Lastly, it is also instructive to notice what the graph view is devoid of, namely any expression controlling the dynamic behaviour of the program. In Figure 4, the order of the statements on the left is an expression of the order of execution. That is, the mere ordering of statements is expressing a flow of control. More generally, one can imagine the execution of a traditional program as jumping around the code of the program, whereby one single instruction is executed at a time.

By contrast, the graph on the right in Figure 4 does not convey whether the addition or the division operation should proceed first. It would therefore be inadequate to represent the operational semantics of an imperative program. Not so for the dataflow model. The programmer does not have to specify the dynamic execution behaviour, which is precisely one of dataflow’s advantages. Provided the input arcs have data on them (at which point the node/instruction is said to be “fireable”), the first two operations in Figure 4 may proceed concurrently. More generally, “if several instructions become fireable at the same time, they can be executed in parallel. This simple principle provides the potential for massive parallel execution [3]“. As more of an aside, this behaviour of waiting for available input data is expressed as, technically, waiting for a variable to be bound. The fact that [8] identifies dataflow with this very property – “this civilized behaviour is known as dataflow” – suggests its significance.

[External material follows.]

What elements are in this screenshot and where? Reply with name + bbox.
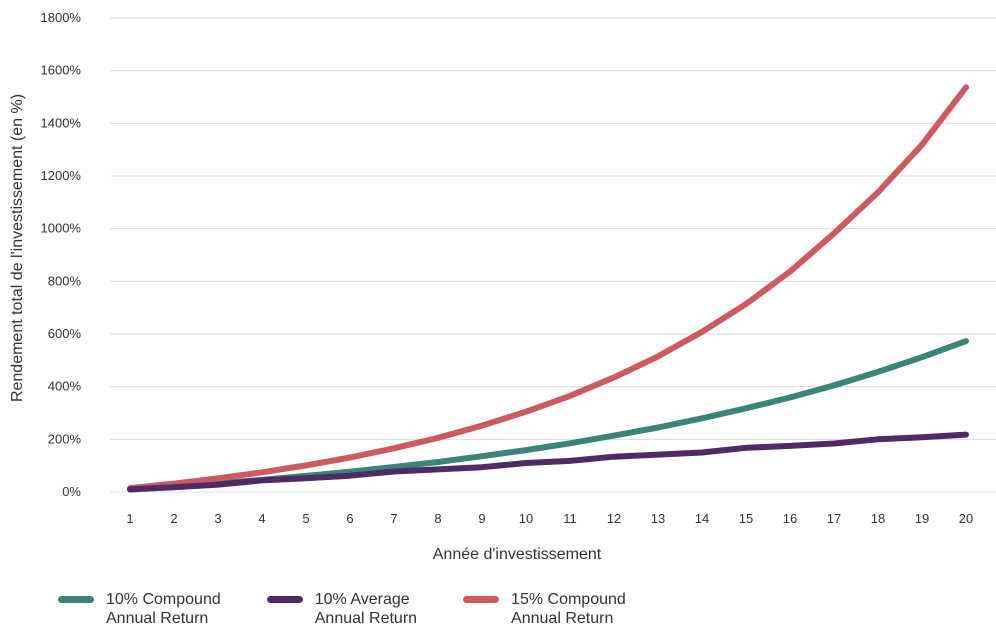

So that concludes some basic insights into dataflow. Clearly, much more can be said about this topic which has seen several decades of development. Indeed, the first clear statement of pipeline dataflow dates back as far as 1963 [7]  – incidentally, made by a certain Conway (Melvin Conway in this case). Anyway, I hope that this blog has left you with an appetite for more.

### References

 [1] V. Eijkhout, “Chapter 10 – Parallel programming illustrated through Conway’s Game of Life,” in Topics in Parallel and Distributed Computing, Boston, Morgan Kaufmann, 2015, pp. 299-321. [2] S. Roberts, Genius at Play: The Curious Mind of John Horton Conway, London: Bloomsbury, 2015. [3] Wesley, A. Johnston .J. R. Paul Hanna, and Richard J. Miller, “Advances in Dataflow Programming Languages,” ACM Computing Surveys, vol. 36, pp. 1-34, 2004. [4] T. B. Sousa, “Dataflow Programming Concept, Languages, and Applications,” Doctoral Symposium on Informatics Engineering, vol. 130, 2012. [5] P. Van Roy, Programming Paradigms for Dummies: What Every Programmer Should Know, 2012. [6] Yourdon, Edward and Constantine, Larry L.; Structured Design: Fundamentals of a Discipline of Computer Program and Systems Design, USA: Prentice-Hall, Inc., 1979. [7] Wadge, William W. and Ashcroft, Edward A.; LUCID, the Dataflow Programming Language, USA: Academic Press Professional, Inc., 1985. [8] P. van Roy, H. Seif; Concepts, Techniques, and Models of Computer Programming, MIT Press, 2003.

¹ Assuming we have a board of N×N cells and we would like to compute a certain number of timesteps. We also don’t care much for the edge of the board.

² This quote has been attributed to various people, among them Mark Twain.

³ Their method involves two separate stages; in the first (“program analysis”) the analyst produces a (pipeline) dataflow net that performs the necessary computations; then in the second stage (“program design”) the net is translated into the language at hand, usually COBOL [6].